Left to our own devices that night, I’d gotten bold and smuggled a bottle of whisky out of the kitchen, left over from some party of the olds. We got hammered, and before I knew it, our mouths were fused and I had my hands in her knickers. I hadn’t meant it—I hadn’t taken her out with the idea of fucking her. She was my little sister’s friend—she’d eaten almost as many Sunday roasts at our kitchen table as I had. Her body had trembled in my arms, and my awareness had kicked in. She wasn’t one of the girls who hung out at the park, smelling of desperation, cider, and cheap perfume. She was worth more than that. Her virginity was a gift that didn’t belong to me, and what we were doing suddenly seemed wrong. And I knew Da would end up kicking my arse if he knew. So I’d gently pulled both hand and mouth away, and we’d stopped.
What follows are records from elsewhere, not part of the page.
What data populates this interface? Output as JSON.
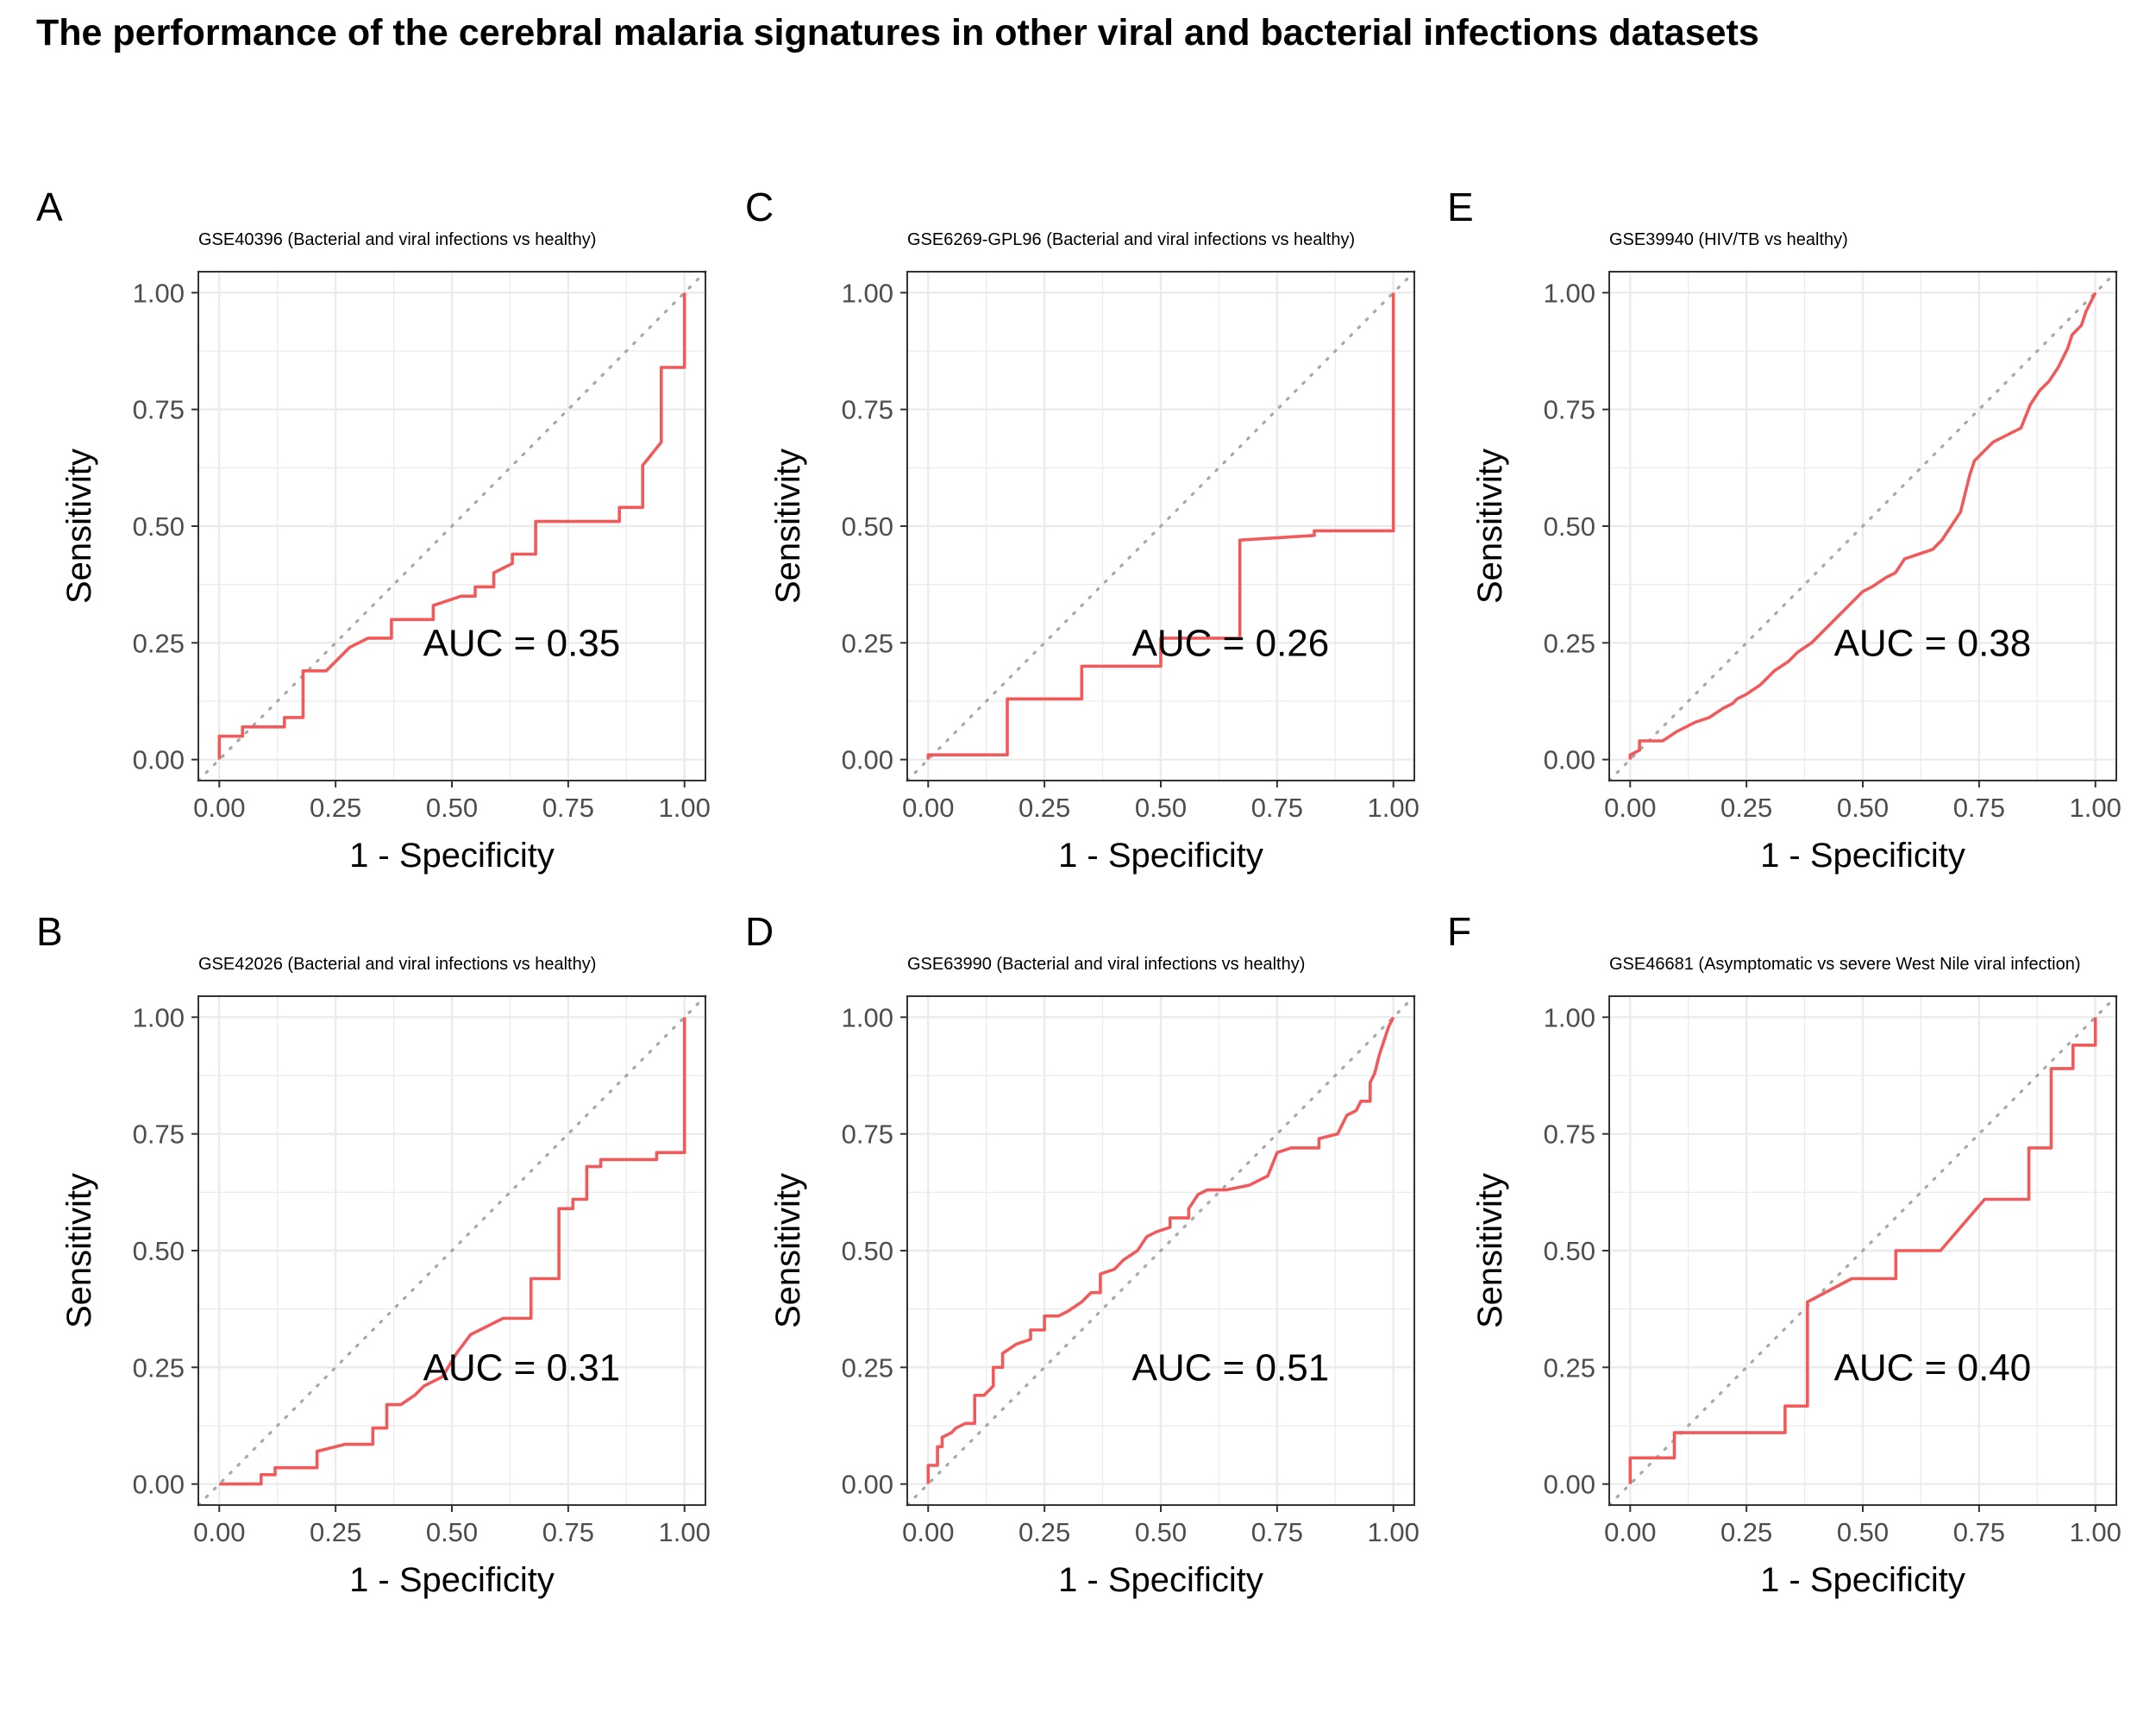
{
  "title": "The performance of the cerebral malaria signatures in other viral and bacterial infections datasets",
  "chart_data": [
    {
      "panel": "A",
      "type": "line",
      "title": "GSE40396 (Bacterial and viral infections vs healthy)",
      "xlabel": "1 - Specificity",
      "ylabel": "Sensitivity",
      "xlim": [
        0,
        1
      ],
      "ylim": [
        0,
        1
      ],
      "xticks": [
        "0.00",
        "0.25",
        "0.50",
        "0.75",
        "1.00"
      ],
      "yticks": [
        "0.00",
        "0.25",
        "0.50",
        "0.75",
        "1.00"
      ],
      "grid": true,
      "annotation": "AUC = 0.35",
      "auc": 0.35,
      "line_color": "#f05a5a",
      "reference_line_color": "#a8a8a8",
      "points": [
        [
          0,
          0
        ],
        [
          0,
          0.05
        ],
        [
          0.05,
          0.05
        ],
        [
          0.05,
          0.07
        ],
        [
          0.14,
          0.07
        ],
        [
          0.14,
          0.09
        ],
        [
          0.18,
          0.09
        ],
        [
          0.18,
          0.19
        ],
        [
          0.23,
          0.19
        ],
        [
          0.28,
          0.24
        ],
        [
          0.32,
          0.26
        ],
        [
          0.37,
          0.26
        ],
        [
          0.37,
          0.3
        ],
        [
          0.46,
          0.3
        ],
        [
          0.46,
          0.33
        ],
        [
          0.52,
          0.35
        ],
        [
          0.55,
          0.35
        ],
        [
          0.55,
          0.37
        ],
        [
          0.59,
          0.37
        ],
        [
          0.59,
          0.4
        ],
        [
          0.63,
          0.42
        ],
        [
          0.63,
          0.44
        ],
        [
          0.68,
          0.44
        ],
        [
          0.68,
          0.51
        ],
        [
          0.86,
          0.51
        ],
        [
          0.86,
          0.54
        ],
        [
          0.91,
          0.54
        ],
        [
          0.91,
          0.63
        ],
        [
          0.95,
          0.68
        ],
        [
          0.95,
          0.84
        ],
        [
          1,
          0.84
        ],
        [
          1,
          1
        ]
      ]
    },
    {
      "panel": "B",
      "type": "line",
      "title": "GSE42026 (Bacterial and viral infections vs healthy)",
      "xlabel": "1 - Specificity",
      "ylabel": "Sensitivity",
      "xlim": [
        0,
        1
      ],
      "ylim": [
        0,
        1
      ],
      "xticks": [
        "0.00",
        "0.25",
        "0.50",
        "0.75",
        "1.00"
      ],
      "yticks": [
        "0.00",
        "0.25",
        "0.50",
        "0.75",
        "1.00"
      ],
      "grid": true,
      "annotation": "AUC = 0.31",
      "auc": 0.31,
      "line_color": "#f05a5a",
      "reference_line_color": "#a8a8a8",
      "points": [
        [
          0,
          0
        ],
        [
          0.09,
          0
        ],
        [
          0.09,
          0.02
        ],
        [
          0.12,
          0.02
        ],
        [
          0.12,
          0.035
        ],
        [
          0.21,
          0.035
        ],
        [
          0.21,
          0.07
        ],
        [
          0.27,
          0.085
        ],
        [
          0.33,
          0.085
        ],
        [
          0.33,
          0.12
        ],
        [
          0.36,
          0.12
        ],
        [
          0.36,
          0.17
        ],
        [
          0.39,
          0.17
        ],
        [
          0.42,
          0.19
        ],
        [
          0.44,
          0.21
        ],
        [
          0.48,
          0.23
        ],
        [
          0.51,
          0.28
        ],
        [
          0.54,
          0.32
        ],
        [
          0.58,
          0.34
        ],
        [
          0.61,
          0.355
        ],
        [
          0.67,
          0.355
        ],
        [
          0.67,
          0.44
        ],
        [
          0.73,
          0.44
        ],
        [
          0.73,
          0.59
        ],
        [
          0.76,
          0.59
        ],
        [
          0.76,
          0.61
        ],
        [
          0.79,
          0.61
        ],
        [
          0.79,
          0.68
        ],
        [
          0.82,
          0.68
        ],
        [
          0.82,
          0.695
        ],
        [
          0.94,
          0.695
        ],
        [
          0.94,
          0.71
        ],
        [
          1,
          0.71
        ],
        [
          1,
          1
        ]
      ]
    },
    {
      "panel": "C",
      "type": "line",
      "title": "GSE6269-GPL96 (Bacterial and viral infections vs healthy)",
      "xlabel": "1 - Specificity",
      "ylabel": "Sensitivity",
      "xlim": [
        0,
        1
      ],
      "ylim": [
        0,
        1
      ],
      "xticks": [
        "0.00",
        "0.25",
        "0.50",
        "0.75",
        "1.00"
      ],
      "yticks": [
        "0.00",
        "0.25",
        "0.50",
        "0.75",
        "1.00"
      ],
      "grid": true,
      "annotation": "AUC = 0.26",
      "auc": 0.26,
      "line_color": "#f05a5a",
      "reference_line_color": "#a8a8a8",
      "points": [
        [
          0,
          0
        ],
        [
          0,
          0.01
        ],
        [
          0.17,
          0.01
        ],
        [
          0.17,
          0.13
        ],
        [
          0.33,
          0.13
        ],
        [
          0.33,
          0.2
        ],
        [
          0.5,
          0.2
        ],
        [
          0.5,
          0.26
        ],
        [
          0.67,
          0.26
        ],
        [
          0.67,
          0.47
        ],
        [
          0.83,
          0.48
        ],
        [
          0.83,
          0.49
        ],
        [
          1,
          0.49
        ],
        [
          1,
          1
        ]
      ]
    },
    {
      "panel": "D",
      "type": "line",
      "title": "GSE63990 (Bacterial and viral infections vs healthy)",
      "xlabel": "1 - Specificity",
      "ylabel": "Sensitivity",
      "xlim": [
        0,
        1
      ],
      "ylim": [
        0,
        1
      ],
      "xticks": [
        "0.00",
        "0.25",
        "0.50",
        "0.75",
        "1.00"
      ],
      "yticks": [
        "0.00",
        "0.25",
        "0.50",
        "0.75",
        "1.00"
      ],
      "grid": true,
      "annotation": "AUC = 0.51",
      "auc": 0.51,
      "line_color": "#f05a5a",
      "reference_line_color": "#a8a8a8",
      "points": [
        [
          0,
          0
        ],
        [
          0,
          0.04
        ],
        [
          0.02,
          0.04
        ],
        [
          0.02,
          0.08
        ],
        [
          0.03,
          0.08
        ],
        [
          0.03,
          0.1
        ],
        [
          0.05,
          0.11
        ],
        [
          0.06,
          0.12
        ],
        [
          0.08,
          0.13
        ],
        [
          0.1,
          0.13
        ],
        [
          0.1,
          0.19
        ],
        [
          0.12,
          0.19
        ],
        [
          0.14,
          0.21
        ],
        [
          0.14,
          0.25
        ],
        [
          0.16,
          0.25
        ],
        [
          0.16,
          0.28
        ],
        [
          0.19,
          0.3
        ],
        [
          0.22,
          0.31
        ],
        [
          0.22,
          0.33
        ],
        [
          0.25,
          0.33
        ],
        [
          0.25,
          0.36
        ],
        [
          0.28,
          0.36
        ],
        [
          0.3,
          0.37
        ],
        [
          0.33,
          0.39
        ],
        [
          0.35,
          0.41
        ],
        [
          0.37,
          0.41
        ],
        [
          0.37,
          0.45
        ],
        [
          0.4,
          0.46
        ],
        [
          0.42,
          0.48
        ],
        [
          0.45,
          0.5
        ],
        [
          0.47,
          0.53
        ],
        [
          0.49,
          0.54
        ],
        [
          0.52,
          0.55
        ],
        [
          0.52,
          0.57
        ],
        [
          0.56,
          0.57
        ],
        [
          0.56,
          0.59
        ],
        [
          0.58,
          0.62
        ],
        [
          0.6,
          0.63
        ],
        [
          0.64,
          0.63
        ],
        [
          0.69,
          0.64
        ],
        [
          0.73,
          0.66
        ],
        [
          0.75,
          0.71
        ],
        [
          0.78,
          0.72
        ],
        [
          0.84,
          0.72
        ],
        [
          0.84,
          0.74
        ],
        [
          0.88,
          0.75
        ],
        [
          0.9,
          0.79
        ],
        [
          0.92,
          0.8
        ],
        [
          0.93,
          0.82
        ],
        [
          0.95,
          0.82
        ],
        [
          0.95,
          0.86
        ],
        [
          0.96,
          0.88
        ],
        [
          0.97,
          0.92
        ],
        [
          0.98,
          0.95
        ],
        [
          0.99,
          0.98
        ],
        [
          1,
          1
        ]
      ]
    },
    {
      "panel": "E",
      "type": "line",
      "title": "GSE39940 (HIV/TB vs healthy)",
      "xlabel": "1 - Specificity",
      "ylabel": "Sensitivity",
      "xlim": [
        0,
        1
      ],
      "ylim": [
        0,
        1
      ],
      "xticks": [
        "0.00",
        "0.25",
        "0.50",
        "0.75",
        "1.00"
      ],
      "yticks": [
        "0.00",
        "0.25",
        "0.50",
        "0.75",
        "1.00"
      ],
      "grid": true,
      "annotation": "AUC = 0.38",
      "auc": 0.38,
      "line_color": "#f05a5a",
      "reference_line_color": "#a8a8a8",
      "points": [
        [
          0,
          0
        ],
        [
          0,
          0.01
        ],
        [
          0.02,
          0.02
        ],
        [
          0.02,
          0.04
        ],
        [
          0.07,
          0.04
        ],
        [
          0.1,
          0.06
        ],
        [
          0.12,
          0.07
        ],
        [
          0.14,
          0.08
        ],
        [
          0.17,
          0.09
        ],
        [
          0.2,
          0.11
        ],
        [
          0.22,
          0.12
        ],
        [
          0.23,
          0.13
        ],
        [
          0.25,
          0.14
        ],
        [
          0.28,
          0.16
        ],
        [
          0.31,
          0.19
        ],
        [
          0.34,
          0.21
        ],
        [
          0.36,
          0.23
        ],
        [
          0.39,
          0.25
        ],
        [
          0.41,
          0.27
        ],
        [
          0.43,
          0.29
        ],
        [
          0.45,
          0.31
        ],
        [
          0.48,
          0.34
        ],
        [
          0.5,
          0.36
        ],
        [
          0.52,
          0.37
        ],
        [
          0.55,
          0.39
        ],
        [
          0.57,
          0.4
        ],
        [
          0.59,
          0.43
        ],
        [
          0.62,
          0.44
        ],
        [
          0.65,
          0.45
        ],
        [
          0.67,
          0.47
        ],
        [
          0.69,
          0.5
        ],
        [
          0.71,
          0.53
        ],
        [
          0.72,
          0.57
        ],
        [
          0.73,
          0.61
        ],
        [
          0.74,
          0.64
        ],
        [
          0.76,
          0.66
        ],
        [
          0.78,
          0.68
        ],
        [
          0.8,
          0.69
        ],
        [
          0.82,
          0.7
        ],
        [
          0.84,
          0.71
        ],
        [
          0.86,
          0.76
        ],
        [
          0.88,
          0.79
        ],
        [
          0.9,
          0.81
        ],
        [
          0.92,
          0.84
        ],
        [
          0.94,
          0.88
        ],
        [
          0.95,
          0.91
        ],
        [
          0.97,
          0.93
        ],
        [
          0.98,
          0.96
        ],
        [
          1,
          1
        ]
      ]
    },
    {
      "panel": "F",
      "type": "line",
      "title": "GSE46681 (Asymptomatic vs severe West Nile viral infection)",
      "xlabel": "1 - Specificity",
      "ylabel": "Sensitivity",
      "xlim": [
        0,
        1
      ],
      "ylim": [
        0,
        1
      ],
      "xticks": [
        "0.00",
        "0.25",
        "0.50",
        "0.75",
        "1.00"
      ],
      "yticks": [
        "0.00",
        "0.25",
        "0.50",
        "0.75",
        "1.00"
      ],
      "grid": true,
      "annotation": "AUC = 0.40",
      "auc": 0.4,
      "line_color": "#f05a5a",
      "reference_line_color": "#a8a8a8",
      "points": [
        [
          0,
          0
        ],
        [
          0,
          0.056
        ],
        [
          0.095,
          0.056
        ],
        [
          0.095,
          0.11
        ],
        [
          0.333,
          0.11
        ],
        [
          0.333,
          0.167
        ],
        [
          0.381,
          0.167
        ],
        [
          0.381,
          0.39
        ],
        [
          0.476,
          0.44
        ],
        [
          0.571,
          0.44
        ],
        [
          0.571,
          0.5
        ],
        [
          0.667,
          0.5
        ],
        [
          0.762,
          0.61
        ],
        [
          0.857,
          0.61
        ],
        [
          0.857,
          0.72
        ],
        [
          0.905,
          0.72
        ],
        [
          0.905,
          0.89
        ],
        [
          0.952,
          0.89
        ],
        [
          0.952,
          0.94
        ],
        [
          1,
          0.94
        ],
        [
          1,
          1
        ]
      ]
    }
  ]
}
Nothing of note had really happened, and not many months later, she was gone. We’d joked about it once or twice since she’d returned to Scotland, only because I’d made the mistake of telling Ivy once. I was gonna tell her how I felt about Fin, how I’d loved her all these years, but I’d never gotten past the bit about our fumbling before she’d collapsed on the sofa, laughter bringing her to the verge of tears. The idea to her was so laughable, so I’d never told her the rest.

And now, as she sits in my living room with my wee boy on her lap, I realise the way I’ve felt about her has been forever tied to that night. I love her. I probably always will. But not like I’ve believed all these years.